Imagine you have a file full of domains, one per line and you want to add the protocol at the start of each line ( https://). This can be done in a lot of ways of course but one of them is sed
. For brevity let’s say we want to do it with one domain, for example gnu.org. We could write a sed
command like so:
echo "gnu.org" | sed 's/^/https:\/\//g'
and get the result https://gnu.org
.
Damn that’s ugly, right? Let’s break it down. First of all, the ^
symbol is a regular expression, meaning the beginning of the line. So we ’re basically adding what comes after the separator /
to the begining of the line. The string to be added is https://
. But since /
is the separator, we need to escape it. That’s why we prepend \
before each one of the two /
’s. The last /
is another separator and the g
is to perform this transformation at the beginning of each line in our hypothetical text file.

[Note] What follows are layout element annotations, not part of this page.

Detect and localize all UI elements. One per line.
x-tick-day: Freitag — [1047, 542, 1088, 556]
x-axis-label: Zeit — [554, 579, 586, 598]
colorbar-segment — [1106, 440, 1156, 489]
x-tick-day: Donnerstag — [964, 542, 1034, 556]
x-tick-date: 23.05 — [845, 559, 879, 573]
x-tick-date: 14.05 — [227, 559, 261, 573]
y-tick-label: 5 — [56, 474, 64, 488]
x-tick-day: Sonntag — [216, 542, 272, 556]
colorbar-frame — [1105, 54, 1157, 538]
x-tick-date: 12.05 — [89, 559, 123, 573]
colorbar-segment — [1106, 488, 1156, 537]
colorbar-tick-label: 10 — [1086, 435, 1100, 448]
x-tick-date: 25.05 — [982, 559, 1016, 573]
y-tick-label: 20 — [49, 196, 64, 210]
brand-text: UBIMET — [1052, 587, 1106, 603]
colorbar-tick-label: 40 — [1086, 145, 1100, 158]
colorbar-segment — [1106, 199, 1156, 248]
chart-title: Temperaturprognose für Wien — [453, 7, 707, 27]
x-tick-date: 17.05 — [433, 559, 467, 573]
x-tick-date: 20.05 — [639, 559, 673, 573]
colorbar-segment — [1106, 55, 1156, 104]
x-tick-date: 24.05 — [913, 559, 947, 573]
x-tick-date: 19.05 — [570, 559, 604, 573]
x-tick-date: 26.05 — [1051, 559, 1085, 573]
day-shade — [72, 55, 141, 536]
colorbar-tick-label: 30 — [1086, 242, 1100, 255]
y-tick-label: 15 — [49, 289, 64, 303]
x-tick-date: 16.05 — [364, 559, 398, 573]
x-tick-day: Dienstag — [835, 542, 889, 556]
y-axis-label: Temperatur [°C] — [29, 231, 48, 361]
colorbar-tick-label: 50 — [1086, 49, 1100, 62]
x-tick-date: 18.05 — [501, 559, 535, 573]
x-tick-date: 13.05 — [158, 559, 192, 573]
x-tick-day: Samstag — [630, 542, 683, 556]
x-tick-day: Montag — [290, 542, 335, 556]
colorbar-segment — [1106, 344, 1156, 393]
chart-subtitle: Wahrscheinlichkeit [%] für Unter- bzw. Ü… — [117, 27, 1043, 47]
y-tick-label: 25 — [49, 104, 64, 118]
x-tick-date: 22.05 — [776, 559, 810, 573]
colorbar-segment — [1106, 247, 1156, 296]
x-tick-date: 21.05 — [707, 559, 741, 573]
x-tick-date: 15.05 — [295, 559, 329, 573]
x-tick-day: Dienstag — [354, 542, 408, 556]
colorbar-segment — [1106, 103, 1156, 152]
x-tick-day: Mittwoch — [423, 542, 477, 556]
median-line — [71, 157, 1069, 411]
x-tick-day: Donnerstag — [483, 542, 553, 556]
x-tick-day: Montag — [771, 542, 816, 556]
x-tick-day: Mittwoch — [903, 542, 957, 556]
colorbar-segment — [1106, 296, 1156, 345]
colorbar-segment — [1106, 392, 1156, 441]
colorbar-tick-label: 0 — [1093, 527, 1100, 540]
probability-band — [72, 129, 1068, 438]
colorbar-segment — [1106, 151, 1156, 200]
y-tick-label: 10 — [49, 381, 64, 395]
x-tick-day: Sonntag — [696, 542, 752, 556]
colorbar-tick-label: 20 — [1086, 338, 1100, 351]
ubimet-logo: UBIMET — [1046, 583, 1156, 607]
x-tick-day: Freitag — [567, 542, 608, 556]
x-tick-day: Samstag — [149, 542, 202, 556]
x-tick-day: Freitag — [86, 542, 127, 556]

So there is no problem here, this just werks. However it looks really bad and when you type it you have to be very careful not to mess up the /
’s and \
’s. Trust me, you WILL forget one or the other and get frustrated. While using computers one of our goals is to try to minimize the distance between mind and matter as much as possible, struggling mentally with an ugly syntax is the opposite, we fall victims to the whims of the machine. Thankfully, the people who wrote sed
(Jay Fenlason, Tom Lord, Ken Pizzini, Paolo Bonzini, Jim Meyering, and Assaf Gordon for GNU sed
, the one which I am using and talking about here) understand that, so there’s a more elegant way to do this:
The solution:
As we ’ve seen /
is the separator in sed
commands, right? BZZT! Wrong! The separator can be literally ANY character. Yet, from what I’ve seen on scripts and commands that people share, few people seem to know that. Thus we could have the same result with:
echo "gnu.org" | sed 's#^#https://#g'
echo "gnu.org" | sed 'sA^Ahttps://Ag'
echo "gnu.org" | sed 's7^7https://7g'
echo "gnu.org" | sed 's:^:https\://:g'
and so on. Note that in the last example i am using :
as a separator so i escaped the :
in the protocol, just to show that it can work.
Disclaimer:
I am talking about GNU sed
here, the version of sed
that exists in GNU/Linux systems which is not POSIX-compliant. If you ’re using a BSD, OSX, Plan 9 or other version of sed there’s a chance that your mileage may vary.